Les aventures de Jimmy s’alternent avec une seconde histoire, se déroulant près de cent ans plus tôt, à la fin du XIXe siècle. Elle met en scène le grand-père de Jimmy (James3), alors âgé d’environ huit ans. Le jeune James, dont la mère est décédée à sa naissance, vit seul avec son père non loin de Chicago. Pendant quelque temps, ils habitent dans la spacieuse maison de sa grand-mère; or, la mort de l’aïeule force le père et le fils à quitter la propriété. Ils s’installent dans un appartement minuscule, adjacent au chantier de la World’s Columbian Exposition à Chicago4, où le père de James travaille comme ouvrier. L’enfance du garçon est malheureuse.
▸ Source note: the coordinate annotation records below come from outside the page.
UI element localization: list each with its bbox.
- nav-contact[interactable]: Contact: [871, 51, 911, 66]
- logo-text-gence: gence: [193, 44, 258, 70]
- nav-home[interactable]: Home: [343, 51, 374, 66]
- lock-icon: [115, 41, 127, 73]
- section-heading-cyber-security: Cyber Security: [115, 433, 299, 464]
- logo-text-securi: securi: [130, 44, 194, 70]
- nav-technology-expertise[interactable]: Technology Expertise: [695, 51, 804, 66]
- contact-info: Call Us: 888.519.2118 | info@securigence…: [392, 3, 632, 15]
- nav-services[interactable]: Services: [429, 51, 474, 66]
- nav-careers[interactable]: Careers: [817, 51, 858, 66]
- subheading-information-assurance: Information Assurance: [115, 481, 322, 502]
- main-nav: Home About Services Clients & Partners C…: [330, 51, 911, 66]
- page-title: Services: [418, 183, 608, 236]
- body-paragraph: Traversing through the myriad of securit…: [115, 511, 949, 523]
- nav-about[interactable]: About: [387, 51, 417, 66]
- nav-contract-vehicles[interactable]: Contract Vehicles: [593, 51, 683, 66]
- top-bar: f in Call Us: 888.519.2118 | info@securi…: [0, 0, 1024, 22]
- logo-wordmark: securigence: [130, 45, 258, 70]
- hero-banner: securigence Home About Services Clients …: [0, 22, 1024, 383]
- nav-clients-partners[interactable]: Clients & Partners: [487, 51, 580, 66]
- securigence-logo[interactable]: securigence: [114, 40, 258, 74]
Rejeté par son père et par ses camarades de classe, on retrouve chez lui la maladresse de son petit fils, Jimmy. Finalement, en 1893, alors qu’il visite l’exposition pour son anniversaire, James se fait abandonner par son père sur le toit d’un édifice5.

 

S’il est question de mémoire dans Jimmy Corrigan, il s’agit avant tout de mémoire généalogique, plus particulièrement de filiation. Comme le souligne Marianne Girard, « la question de la paternité est à la base de  l'œuvre  de Ware. On retrouve chez cet auteur une difficulté évidente à représenter des figures masculines fortes6. » L’histoire familiale des Corrigan est trouée, marquée par l’absence de deux pères (celui de James et celui de Jimmy) : aucun des trois Corrigan ne saura la reconstituer. Néanmoins, le lecteur, qui découvre cette famille par deux extrémités temporelles (l’enfance du grand-père et l’âge adulte du petit-fils), est à même de reconstituer les « transmissions7 » qui relient ces trois hommes isolés. En effet, malgré leur séparation, les Corrigan semblent trois déclinaisons du même individu. Ces ressemblances s’observent surtout chez les deux personnages principaux, James et Jimmy. Ils se retrouvent liés physiquement par la ville de Chicago, que le jeune James habitait pendant le World Columbian Exposition. Or, il s’avère que l’architecture de Chicago n’est pas un repère durable. Plusieurs immeubles disparaissent ou se transforment au fil des ans. Les plus majestueux d’entre eux – et parmi les plus significatifs –, dont ceux composant le site du WCE, disparaîtront complètement après quelques décennies. Ce jeu des « ressemblances et impermanences8 » architecturales est déjà, en soi, le symptôme d’une mémoire historique mal en point.

 

L’exploration des figures architecturales dans Jimmy Corrigan se développera en trois étapes. D’abord, il s’agira d’observer la mémoire exprimée dans l’histoire du jeune James, à savoir la mémoire subjective d’une enfance disparue. Ensuite, nous verrons comment les fantasmes de Jimmy, plusieurs décennies plus tard, le situent dans le même imaginaire que son grand-père. Finalement, les figures architecturales tressées (d’après la terminologie de Groensteen) à travers le récit seront analysées comme lieux de l’histoire de Chicago et symboles du passage du temps.